The focus in the Penn State / Sandusky scandal moves to Harrisburg this morning and we've again assembled the best damned liveblog in the business to cover the preliminary hearing for Tim Curley and Gary Schultz's charges of perjury and failure to report child abuse. In many ways, it's a bigger event than the aborted Sandusky hearing earlier this week. The testimony will not be nearly as traumatic and riveting, but it's the alleged actions of Curley and Schultz (not to mention Graham Spanier and Joe Paterno) that made this entire ordeal a Penn State scandal, not a case about a lone predator abusing children.

This hearing is not expected to get waived by the defendants. As we've learned, preliminary hearings are a rather low bar for a prosecutor, but some legal experts think that an outright dismissal of the charges isn't entirely out of the question. Curley and Schultz have been pushing their case to the media through a joint website, SchultzCurleyInfo.com.

Mike McQueary is once again expected to take the witness stand -- he's obviously the key witness in the Commonwealth's case against Curley and Schultz. According to Sara Ganim of the Harrisburg Patriot-News, McQueary will be the only witness to testify this morning.

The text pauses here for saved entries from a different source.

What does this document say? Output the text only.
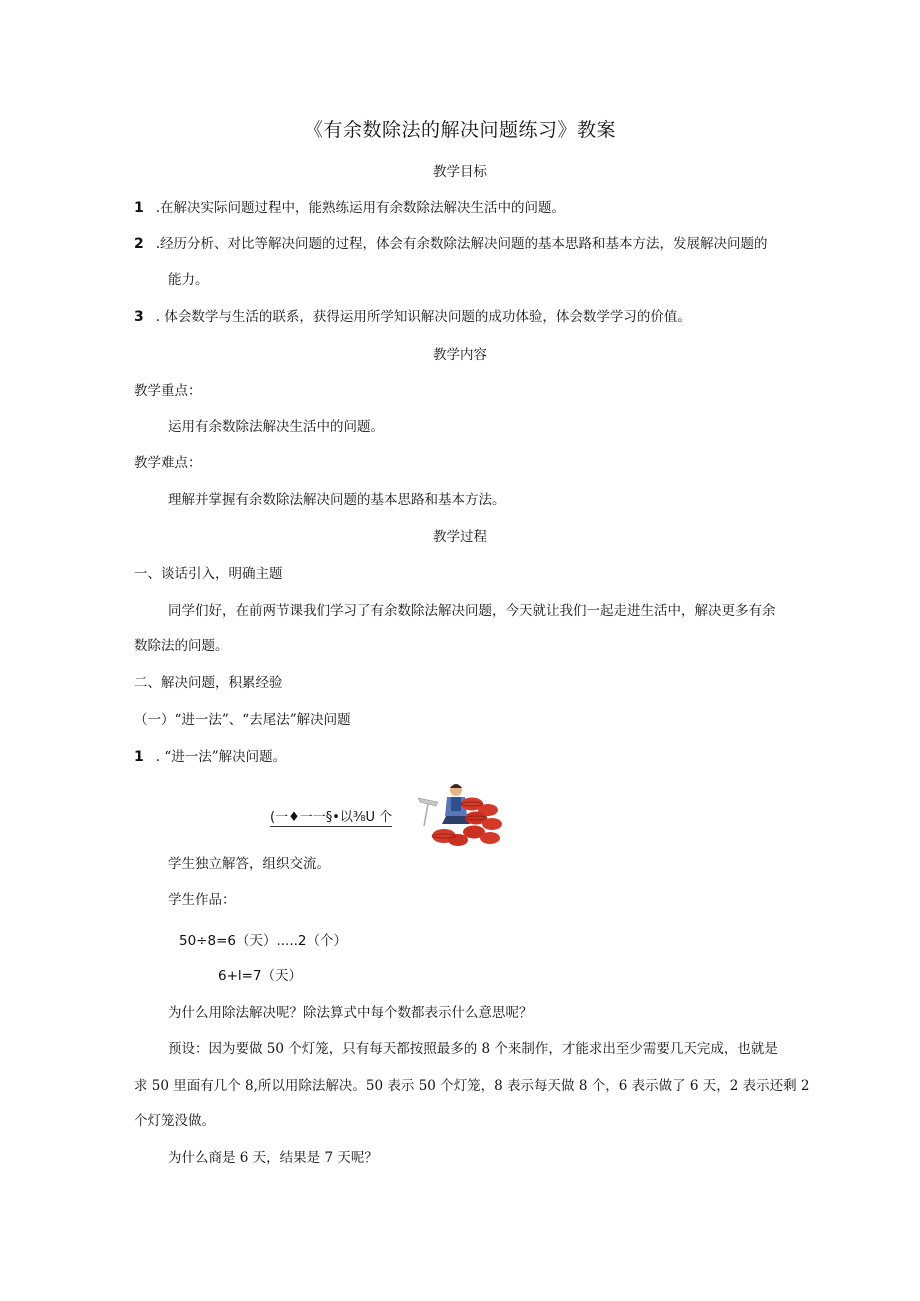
《有余数除法的解决问题练习》教案
教学目标
1 .在解决实际问题过程中，能熟练运用有余数除法解决生活中的问题。
2 .经历分析、对比等解决问题的过程，体会有余数除法解决问题的基本思路和基本方法，发展解决问题的
能力。
3 . 体会数学与生活的联系，获得运用所学知识解决问题的成功体验，体会数学学习的价值。
教学内容
教学重点：
运用有余数除法解决生活中的问题。
教学难点：
理解并掌握有余数除法解决问题的基本思路和基本方法。
教学过程
一、谈话引入，明确主题
同学们好，在前两节课我们学习了有余数除法解决问题，今天就让我们一起走进生活中，解决更多有余
数除法的问题。
二、解决问题，积累经验
（一）“进一法”、“去尾法”解决问题
1 . “进一法”解决问题。
(一♦一一§•以⅜U 个
学生独立解答，组织交流。
学生作品：
50÷8=6（天）.....2（个）
6+l=7（天）
为什么用除法解决呢？除法算式中每个数都表示什么意思呢？
预设：因为要做 50 个灯笼，只有每天都按照最多的 8 个来制作，才能求出至少需要几天完成，也就是
求 50 里面有几个 8,所以用除法解决。50 表示 50 个灯笼，8 表示每天做 8 个，6 表示做了 6 天，2 表示还剩 2
个灯笼没做。
为什么商是 6 天，结果是 7 天呢？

A source close to the case said Thursday that McQueary is expected to be the sole prosecution witness and that the defense isn’t planning to call anyone else to the stand. And even though credibility is the premise of a perjury charge, attorneys for Schultz and Curley will be limited in their defense today.

“It is true that a judge is not going to allow defense counsel to raise issues that would relate to the credibility of the witness — background, questions about past, etc.,” said Walter Cohen, a former state attorney general. “But the judge will have to make a decision as to whether the evidence presented before him is credible. He makes some judgment on the issue of credibility.”

So, questions about the potentially conflicting accounts could come into play.

“I would think they’re going to certainly try to ask questions about that,” said Arthur T. Donato, an attorney and Villanova University adjunct professor following the case. “And that’s where the discretions of a judge will come into play. ... The decision rises and falls on the testimony of one witness, many judges would give more latitude than they would otherwise give in a preliminary hearing.”

“I would think there is going to be some things that a judge in his discretion is going to allow them to ask,” he said.